Share this content

CGT rate on Qualifying Corporate Bond

I have recently taken on a client who sold their company in July 2008 for a cash sum and loan notes.

The cash received was £1million and the Loan Notes were worth £1.315m. They meet the criteria of a QCB and calculations were made based on the crystalized gain in 2008/09. The base cost of the shares was minimal.

Because the 2008/09 Lifetime allowance for ER was used up (by the cash) the CGT due on the loan notes was 18%. As the loan notes have been cashed in post 23 June 2010 is the rate of tax still 18% or is it 28%?

(the client will have very little basic rate band left in 2010/11)

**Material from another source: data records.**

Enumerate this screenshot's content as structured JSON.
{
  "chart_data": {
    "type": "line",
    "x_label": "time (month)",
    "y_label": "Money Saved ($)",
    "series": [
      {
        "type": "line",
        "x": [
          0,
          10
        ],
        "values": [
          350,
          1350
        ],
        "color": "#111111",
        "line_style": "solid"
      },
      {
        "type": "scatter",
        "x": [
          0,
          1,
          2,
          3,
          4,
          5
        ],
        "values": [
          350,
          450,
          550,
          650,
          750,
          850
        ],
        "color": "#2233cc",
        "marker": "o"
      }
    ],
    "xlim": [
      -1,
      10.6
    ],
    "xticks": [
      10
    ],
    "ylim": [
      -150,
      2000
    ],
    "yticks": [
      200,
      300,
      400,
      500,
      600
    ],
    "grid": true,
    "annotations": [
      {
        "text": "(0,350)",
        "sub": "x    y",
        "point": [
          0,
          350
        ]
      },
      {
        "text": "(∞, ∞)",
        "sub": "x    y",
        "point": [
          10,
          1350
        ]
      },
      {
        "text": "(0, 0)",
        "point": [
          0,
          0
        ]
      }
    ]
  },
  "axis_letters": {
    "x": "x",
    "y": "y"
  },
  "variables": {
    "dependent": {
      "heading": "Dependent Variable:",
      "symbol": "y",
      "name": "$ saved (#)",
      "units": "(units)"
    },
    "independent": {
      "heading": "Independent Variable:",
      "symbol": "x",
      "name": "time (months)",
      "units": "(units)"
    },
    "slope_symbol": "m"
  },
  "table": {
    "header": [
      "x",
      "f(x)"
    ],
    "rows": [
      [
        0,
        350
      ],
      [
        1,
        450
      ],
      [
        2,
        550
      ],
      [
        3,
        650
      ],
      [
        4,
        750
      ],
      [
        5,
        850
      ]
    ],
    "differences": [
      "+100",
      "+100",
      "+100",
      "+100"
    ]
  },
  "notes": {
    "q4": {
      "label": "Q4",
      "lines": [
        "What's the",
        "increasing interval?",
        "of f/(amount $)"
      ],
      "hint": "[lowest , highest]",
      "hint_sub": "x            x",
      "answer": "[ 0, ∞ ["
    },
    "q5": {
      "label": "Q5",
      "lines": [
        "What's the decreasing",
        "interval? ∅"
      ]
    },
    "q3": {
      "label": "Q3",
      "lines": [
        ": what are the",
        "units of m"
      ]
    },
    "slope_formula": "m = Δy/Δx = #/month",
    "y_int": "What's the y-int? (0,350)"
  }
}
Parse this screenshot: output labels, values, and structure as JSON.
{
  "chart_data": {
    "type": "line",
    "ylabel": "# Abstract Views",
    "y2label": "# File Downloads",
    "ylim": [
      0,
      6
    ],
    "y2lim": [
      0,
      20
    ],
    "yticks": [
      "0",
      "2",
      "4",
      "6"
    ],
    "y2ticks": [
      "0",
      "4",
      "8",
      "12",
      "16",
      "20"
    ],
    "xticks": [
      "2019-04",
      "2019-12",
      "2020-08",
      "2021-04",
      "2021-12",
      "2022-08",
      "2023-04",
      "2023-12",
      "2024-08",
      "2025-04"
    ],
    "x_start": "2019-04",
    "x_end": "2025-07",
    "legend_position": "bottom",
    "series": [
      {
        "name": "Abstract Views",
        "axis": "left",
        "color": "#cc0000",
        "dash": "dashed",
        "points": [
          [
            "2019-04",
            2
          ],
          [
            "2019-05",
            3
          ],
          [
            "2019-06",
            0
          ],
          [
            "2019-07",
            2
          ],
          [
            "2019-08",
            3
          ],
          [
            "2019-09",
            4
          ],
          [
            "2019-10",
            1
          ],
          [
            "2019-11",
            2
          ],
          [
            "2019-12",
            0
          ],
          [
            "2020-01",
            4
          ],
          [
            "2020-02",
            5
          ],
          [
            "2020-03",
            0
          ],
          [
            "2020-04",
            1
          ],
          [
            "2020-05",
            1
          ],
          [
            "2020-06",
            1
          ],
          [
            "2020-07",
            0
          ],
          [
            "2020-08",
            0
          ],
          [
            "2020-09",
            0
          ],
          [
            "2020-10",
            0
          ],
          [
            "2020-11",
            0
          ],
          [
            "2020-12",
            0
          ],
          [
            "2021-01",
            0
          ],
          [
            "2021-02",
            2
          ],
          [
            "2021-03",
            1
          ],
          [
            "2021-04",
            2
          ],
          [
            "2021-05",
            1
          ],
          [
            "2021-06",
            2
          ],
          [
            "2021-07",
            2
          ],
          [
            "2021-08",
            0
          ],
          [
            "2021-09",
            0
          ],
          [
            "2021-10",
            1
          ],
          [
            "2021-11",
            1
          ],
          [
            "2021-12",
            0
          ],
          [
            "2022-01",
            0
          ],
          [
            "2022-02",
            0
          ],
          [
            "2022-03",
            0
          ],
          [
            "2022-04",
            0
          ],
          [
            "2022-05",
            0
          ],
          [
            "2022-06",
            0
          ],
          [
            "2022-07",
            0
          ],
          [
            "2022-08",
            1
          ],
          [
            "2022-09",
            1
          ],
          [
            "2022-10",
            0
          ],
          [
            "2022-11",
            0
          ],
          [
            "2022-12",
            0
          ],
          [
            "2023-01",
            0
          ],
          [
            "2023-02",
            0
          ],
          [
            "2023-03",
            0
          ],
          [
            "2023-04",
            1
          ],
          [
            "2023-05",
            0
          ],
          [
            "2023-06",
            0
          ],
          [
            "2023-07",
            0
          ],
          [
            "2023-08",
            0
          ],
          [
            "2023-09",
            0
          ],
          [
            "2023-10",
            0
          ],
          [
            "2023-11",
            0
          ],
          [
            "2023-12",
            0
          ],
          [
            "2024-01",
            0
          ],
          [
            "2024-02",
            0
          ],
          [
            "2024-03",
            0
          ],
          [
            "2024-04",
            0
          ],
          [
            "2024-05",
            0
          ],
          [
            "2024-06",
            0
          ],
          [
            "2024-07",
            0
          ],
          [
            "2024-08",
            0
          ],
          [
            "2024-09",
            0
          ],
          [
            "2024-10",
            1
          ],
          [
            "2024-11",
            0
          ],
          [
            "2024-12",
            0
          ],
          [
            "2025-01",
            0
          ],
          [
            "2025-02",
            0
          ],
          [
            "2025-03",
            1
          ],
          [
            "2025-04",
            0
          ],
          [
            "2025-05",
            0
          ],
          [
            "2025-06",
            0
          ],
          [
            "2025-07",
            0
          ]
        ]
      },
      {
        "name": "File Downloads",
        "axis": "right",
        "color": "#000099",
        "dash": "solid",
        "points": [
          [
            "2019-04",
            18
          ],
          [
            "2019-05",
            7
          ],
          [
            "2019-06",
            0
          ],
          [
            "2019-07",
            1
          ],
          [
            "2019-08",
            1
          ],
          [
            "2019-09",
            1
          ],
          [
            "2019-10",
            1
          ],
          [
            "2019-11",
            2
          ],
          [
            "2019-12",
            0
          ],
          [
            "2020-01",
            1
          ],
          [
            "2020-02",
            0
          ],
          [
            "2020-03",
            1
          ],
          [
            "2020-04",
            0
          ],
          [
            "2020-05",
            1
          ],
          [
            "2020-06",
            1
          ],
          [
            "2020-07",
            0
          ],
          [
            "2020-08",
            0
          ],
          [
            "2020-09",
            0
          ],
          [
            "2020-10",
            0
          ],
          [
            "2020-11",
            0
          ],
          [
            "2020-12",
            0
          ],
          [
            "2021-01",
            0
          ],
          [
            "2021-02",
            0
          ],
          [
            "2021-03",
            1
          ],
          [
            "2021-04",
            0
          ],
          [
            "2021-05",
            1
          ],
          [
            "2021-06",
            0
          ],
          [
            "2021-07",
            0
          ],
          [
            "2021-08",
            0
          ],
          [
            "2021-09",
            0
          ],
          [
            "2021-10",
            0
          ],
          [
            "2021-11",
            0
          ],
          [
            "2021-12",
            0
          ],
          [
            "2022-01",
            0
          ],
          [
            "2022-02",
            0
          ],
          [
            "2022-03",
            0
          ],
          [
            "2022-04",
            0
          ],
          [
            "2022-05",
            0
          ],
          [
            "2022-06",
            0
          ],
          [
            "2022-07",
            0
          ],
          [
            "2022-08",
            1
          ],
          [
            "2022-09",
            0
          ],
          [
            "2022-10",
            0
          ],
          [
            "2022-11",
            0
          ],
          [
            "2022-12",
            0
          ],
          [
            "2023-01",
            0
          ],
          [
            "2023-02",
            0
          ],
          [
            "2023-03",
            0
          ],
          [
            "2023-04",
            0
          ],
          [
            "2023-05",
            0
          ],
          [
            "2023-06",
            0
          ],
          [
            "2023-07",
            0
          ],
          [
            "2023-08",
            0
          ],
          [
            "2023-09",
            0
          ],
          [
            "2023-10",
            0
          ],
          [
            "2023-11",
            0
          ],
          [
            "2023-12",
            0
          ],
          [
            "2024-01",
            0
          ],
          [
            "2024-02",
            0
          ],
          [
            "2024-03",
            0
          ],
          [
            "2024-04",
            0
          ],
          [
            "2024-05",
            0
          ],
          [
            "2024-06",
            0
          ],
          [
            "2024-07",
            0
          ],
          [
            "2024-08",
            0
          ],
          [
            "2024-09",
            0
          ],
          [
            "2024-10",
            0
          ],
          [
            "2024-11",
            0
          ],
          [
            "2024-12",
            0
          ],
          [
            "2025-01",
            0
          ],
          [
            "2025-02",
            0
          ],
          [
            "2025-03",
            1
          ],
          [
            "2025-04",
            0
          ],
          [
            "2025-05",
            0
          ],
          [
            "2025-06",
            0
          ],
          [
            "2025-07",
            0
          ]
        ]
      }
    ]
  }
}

Please login or register to join the discussion.

Should it not be

whatever the relevant rate is at the time, so on the face of it 28%

Thanks (0)

Who knows?

Well I thought that, if the exchange was post 5 April 2008 and the first encashment was after 22 June, the new lifetime limit would apply - and the new rates(if relevant). But HMRC seem to think otherwise. See the example here for a QCB exchange in May 2008 with encashment before and after 22 June 2010.

I have only looked at the transitional rules for lecturing(& fun!) purposes - and that was last autumn. I've not had a specific question like this on it (fortunately!) but that was my understanding when I had a look - but I could be wrong!

I guess you either accept what HMRC say in the manual or take a closer look at the legislation and see if you can justify a claim for using the new threshold and the new rate and paying 10%!